Bugünün Türkiye'sinin ve Türkiye Türklerinin sorunlarının çözümü tartışılabilir ancak bu çözümlerinin uygulanabilmesi için tek bir yol vardır. O yolda Alparslan Türkeş ve silah arkadaşlarının ihtilâl sonrası ısrarla savunduğu, denemeye çalıştığı partiler üstü, politika dışı, seçimsiz, kurucu, devrimci, ilerlemeci, öncü bir ulus kurultayıdır (meclisi). Eğer memleket meseleleri demokratik sistem içerisinde, parti kanalıyla çözülebilseydi Alparslan Türkeş çözerdi. Heyhat ki Türkeş'in 1965-97 yılları arasındaki siyasi yaşantısı ortadadır. Cumhurbaşkanı Erdoğan'a %52'nin üstünde oy veren bu toplum, Başbuğ Türkeş'e %9 bile vermemiştir. Pekiyi hata Türkeş'in mi, tabii ki hayır! Toplumumuz zaten kendi kendini yönetecek veya kendi kendini denetleyecek ya da kendi kendine uzlaşı içerisinde yasa koyabilecek olsaydı, zaten bu durumda olmazdı. Demek ki, bilgisiz, bilinçsiz, duyarsız sıradan sürülerin kendi kendinin hatalarının farkına varmasını ve kendini düzeltmesini beklemek alıklıktır. Hâ yok, İstanbul Büyükşehir Belediye Başkanı Ekrem İmamoğlu'nun 2023 seçimlerinde Cumhurbaşkanı olacağına, Türkiye Büyük Millet Meclisinde (TBMM) CHP ve İyi Parti'nin (İP) çoğunluğu sağlayacağına ve ülkenin 10 yıl içinde düze çıkarılacağına inanıyorsanız bir şey diyemem. Biz esen rüzgara kapılanları çok gördük (Ecevit rüzgarı, Erdoğan rüzgarı, Sarıgül rüzgarı, Kılıçdaroğlu rüzgarı, Akşener rüzgarı, İnce rüzgarı, İmamoğlu rüzgarı), patlayan çok balona şahit olduk.
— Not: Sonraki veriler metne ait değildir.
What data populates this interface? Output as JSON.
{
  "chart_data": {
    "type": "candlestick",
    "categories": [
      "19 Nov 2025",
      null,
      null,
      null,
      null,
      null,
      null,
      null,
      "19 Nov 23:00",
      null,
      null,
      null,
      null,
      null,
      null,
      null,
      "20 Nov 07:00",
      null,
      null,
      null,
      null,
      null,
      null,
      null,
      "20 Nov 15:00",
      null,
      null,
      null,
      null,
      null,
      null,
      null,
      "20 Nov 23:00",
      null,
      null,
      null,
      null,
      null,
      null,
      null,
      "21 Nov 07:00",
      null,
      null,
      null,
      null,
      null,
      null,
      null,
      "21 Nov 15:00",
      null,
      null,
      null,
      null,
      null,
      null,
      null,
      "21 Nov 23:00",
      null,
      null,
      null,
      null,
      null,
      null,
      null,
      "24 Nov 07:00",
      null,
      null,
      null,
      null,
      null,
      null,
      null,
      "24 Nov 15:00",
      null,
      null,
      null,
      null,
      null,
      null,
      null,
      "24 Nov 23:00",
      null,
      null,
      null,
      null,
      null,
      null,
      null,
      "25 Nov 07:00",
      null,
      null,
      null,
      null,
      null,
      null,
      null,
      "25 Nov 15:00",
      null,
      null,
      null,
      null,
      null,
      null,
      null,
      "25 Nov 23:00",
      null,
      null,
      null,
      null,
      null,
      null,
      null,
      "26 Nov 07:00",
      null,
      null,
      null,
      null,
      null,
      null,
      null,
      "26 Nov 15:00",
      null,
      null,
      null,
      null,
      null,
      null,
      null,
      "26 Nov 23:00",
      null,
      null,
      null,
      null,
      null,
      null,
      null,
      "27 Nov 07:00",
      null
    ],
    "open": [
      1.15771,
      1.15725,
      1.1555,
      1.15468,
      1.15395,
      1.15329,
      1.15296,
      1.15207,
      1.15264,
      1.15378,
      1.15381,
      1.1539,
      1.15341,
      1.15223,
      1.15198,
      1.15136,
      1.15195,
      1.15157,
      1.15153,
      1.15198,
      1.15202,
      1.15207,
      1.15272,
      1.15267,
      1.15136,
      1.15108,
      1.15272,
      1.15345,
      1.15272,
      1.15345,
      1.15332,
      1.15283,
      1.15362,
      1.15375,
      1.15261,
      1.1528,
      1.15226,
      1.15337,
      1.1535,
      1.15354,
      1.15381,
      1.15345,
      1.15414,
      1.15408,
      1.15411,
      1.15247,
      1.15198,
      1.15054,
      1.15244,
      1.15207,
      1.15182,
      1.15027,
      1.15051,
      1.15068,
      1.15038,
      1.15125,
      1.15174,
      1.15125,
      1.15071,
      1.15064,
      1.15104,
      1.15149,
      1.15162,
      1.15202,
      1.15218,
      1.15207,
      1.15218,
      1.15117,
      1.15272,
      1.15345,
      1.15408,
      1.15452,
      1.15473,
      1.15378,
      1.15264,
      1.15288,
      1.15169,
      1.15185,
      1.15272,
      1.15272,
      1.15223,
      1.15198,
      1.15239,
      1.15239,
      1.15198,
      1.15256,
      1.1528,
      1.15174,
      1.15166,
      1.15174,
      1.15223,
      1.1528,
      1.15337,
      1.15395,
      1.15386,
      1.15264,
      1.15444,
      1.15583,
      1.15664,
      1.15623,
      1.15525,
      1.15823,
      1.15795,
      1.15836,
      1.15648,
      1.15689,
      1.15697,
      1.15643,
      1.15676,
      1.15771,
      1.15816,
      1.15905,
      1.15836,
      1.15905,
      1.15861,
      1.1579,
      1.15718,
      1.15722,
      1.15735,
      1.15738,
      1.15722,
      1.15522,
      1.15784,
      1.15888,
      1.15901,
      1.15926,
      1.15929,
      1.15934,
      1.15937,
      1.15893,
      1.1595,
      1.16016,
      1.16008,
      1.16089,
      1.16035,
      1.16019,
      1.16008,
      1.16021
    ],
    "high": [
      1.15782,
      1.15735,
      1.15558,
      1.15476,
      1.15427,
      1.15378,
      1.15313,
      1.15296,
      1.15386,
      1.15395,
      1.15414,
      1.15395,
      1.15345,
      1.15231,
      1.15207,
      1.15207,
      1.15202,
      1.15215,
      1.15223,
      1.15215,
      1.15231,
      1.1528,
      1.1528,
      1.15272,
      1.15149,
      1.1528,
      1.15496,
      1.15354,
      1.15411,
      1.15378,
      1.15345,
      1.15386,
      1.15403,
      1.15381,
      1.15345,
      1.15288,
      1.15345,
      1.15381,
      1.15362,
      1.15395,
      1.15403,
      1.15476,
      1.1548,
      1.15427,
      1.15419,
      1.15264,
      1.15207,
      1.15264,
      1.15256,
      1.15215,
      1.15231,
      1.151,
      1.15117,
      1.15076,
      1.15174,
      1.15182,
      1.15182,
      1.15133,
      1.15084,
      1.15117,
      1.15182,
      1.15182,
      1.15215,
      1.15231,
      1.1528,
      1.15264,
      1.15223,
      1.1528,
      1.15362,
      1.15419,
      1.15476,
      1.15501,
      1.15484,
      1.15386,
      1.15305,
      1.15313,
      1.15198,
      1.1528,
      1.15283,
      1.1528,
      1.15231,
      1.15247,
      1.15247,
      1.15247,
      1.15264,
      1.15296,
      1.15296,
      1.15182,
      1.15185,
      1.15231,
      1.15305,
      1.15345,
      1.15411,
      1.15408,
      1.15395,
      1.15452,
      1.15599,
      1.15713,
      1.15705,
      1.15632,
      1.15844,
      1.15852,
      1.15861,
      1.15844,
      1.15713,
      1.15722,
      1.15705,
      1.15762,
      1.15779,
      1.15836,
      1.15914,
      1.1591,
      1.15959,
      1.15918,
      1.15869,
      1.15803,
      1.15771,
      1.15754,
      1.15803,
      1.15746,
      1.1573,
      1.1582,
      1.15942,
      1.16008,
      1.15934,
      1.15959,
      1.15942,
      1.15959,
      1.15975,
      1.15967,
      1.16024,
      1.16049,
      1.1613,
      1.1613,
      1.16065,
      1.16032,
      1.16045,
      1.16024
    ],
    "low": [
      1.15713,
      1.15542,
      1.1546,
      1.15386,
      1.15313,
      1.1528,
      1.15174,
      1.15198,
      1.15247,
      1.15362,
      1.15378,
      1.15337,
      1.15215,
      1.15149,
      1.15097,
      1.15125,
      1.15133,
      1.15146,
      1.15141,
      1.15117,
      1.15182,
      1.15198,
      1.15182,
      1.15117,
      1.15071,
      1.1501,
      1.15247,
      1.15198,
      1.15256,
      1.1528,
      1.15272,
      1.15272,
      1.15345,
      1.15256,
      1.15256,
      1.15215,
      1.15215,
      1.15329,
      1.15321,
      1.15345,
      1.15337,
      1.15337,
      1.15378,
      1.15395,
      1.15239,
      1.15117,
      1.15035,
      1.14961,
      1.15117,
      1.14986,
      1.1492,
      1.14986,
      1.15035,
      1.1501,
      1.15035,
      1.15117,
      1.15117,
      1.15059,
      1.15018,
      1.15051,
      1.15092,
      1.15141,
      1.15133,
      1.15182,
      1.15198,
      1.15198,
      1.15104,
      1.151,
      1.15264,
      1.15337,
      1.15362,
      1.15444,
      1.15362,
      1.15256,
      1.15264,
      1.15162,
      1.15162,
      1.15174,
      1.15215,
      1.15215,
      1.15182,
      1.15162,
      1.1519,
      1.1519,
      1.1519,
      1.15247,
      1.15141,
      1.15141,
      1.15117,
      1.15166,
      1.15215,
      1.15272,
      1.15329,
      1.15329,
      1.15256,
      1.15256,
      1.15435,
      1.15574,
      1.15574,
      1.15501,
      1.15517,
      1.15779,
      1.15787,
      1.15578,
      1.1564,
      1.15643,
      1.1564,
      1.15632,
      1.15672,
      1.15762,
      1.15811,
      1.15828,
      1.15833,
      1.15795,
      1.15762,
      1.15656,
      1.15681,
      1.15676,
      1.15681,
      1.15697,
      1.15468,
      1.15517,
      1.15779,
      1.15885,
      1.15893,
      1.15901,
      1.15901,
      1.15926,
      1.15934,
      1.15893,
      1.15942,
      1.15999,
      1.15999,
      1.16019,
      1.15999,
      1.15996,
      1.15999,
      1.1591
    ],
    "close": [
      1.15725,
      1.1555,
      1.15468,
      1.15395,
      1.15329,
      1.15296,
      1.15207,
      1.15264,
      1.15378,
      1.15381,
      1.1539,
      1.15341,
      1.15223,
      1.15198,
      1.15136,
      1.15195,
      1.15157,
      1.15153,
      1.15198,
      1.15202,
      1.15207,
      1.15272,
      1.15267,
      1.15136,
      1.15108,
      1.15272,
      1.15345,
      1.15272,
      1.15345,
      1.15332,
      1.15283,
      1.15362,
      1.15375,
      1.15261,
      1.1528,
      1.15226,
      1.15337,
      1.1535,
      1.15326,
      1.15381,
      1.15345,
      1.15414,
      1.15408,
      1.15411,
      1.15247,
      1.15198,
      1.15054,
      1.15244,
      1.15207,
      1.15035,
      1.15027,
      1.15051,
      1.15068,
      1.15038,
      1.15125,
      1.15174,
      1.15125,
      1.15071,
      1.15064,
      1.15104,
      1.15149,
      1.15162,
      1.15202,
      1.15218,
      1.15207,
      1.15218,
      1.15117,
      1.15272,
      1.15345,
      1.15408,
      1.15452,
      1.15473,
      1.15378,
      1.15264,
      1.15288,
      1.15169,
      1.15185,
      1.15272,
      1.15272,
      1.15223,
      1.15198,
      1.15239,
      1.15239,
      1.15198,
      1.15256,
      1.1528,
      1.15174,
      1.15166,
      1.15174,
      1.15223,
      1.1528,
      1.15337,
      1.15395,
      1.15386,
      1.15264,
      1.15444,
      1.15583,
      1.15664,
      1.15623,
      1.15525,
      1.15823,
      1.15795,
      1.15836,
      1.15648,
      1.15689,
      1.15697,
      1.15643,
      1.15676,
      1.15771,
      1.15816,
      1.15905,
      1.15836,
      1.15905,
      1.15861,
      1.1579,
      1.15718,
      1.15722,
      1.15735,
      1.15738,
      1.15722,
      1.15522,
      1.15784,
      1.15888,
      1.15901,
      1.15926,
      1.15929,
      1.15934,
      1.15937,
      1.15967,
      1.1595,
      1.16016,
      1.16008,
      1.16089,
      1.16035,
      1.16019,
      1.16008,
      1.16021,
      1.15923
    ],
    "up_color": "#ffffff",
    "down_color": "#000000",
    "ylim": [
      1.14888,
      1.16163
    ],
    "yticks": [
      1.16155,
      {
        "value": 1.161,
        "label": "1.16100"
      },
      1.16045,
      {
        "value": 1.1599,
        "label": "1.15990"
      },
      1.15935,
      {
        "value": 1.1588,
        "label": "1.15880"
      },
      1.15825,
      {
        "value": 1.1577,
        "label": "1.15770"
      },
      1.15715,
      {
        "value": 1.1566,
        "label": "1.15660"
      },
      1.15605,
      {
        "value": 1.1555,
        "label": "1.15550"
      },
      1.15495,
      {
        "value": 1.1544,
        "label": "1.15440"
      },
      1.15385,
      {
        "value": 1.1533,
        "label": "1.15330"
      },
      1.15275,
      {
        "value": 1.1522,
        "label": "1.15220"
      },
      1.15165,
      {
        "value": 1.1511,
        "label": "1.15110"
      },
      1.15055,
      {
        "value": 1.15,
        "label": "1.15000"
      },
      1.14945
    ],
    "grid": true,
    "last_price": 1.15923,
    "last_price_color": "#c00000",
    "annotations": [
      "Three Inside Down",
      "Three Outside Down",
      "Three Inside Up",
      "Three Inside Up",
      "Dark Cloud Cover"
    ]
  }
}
Çevre sömürüsünden, hayvan tecavüzlerinden, kadın cinayetlerinden, asgari gelirle sürünüşten, mantar gibi imamhatip inşasından geçilmeyen bir toplumda, her şeyi bildiğini bilen 55 milyonluk seçmeni ikna etmeniz için diyeceğimiz tek şey Tanrı yardımcınız olsun!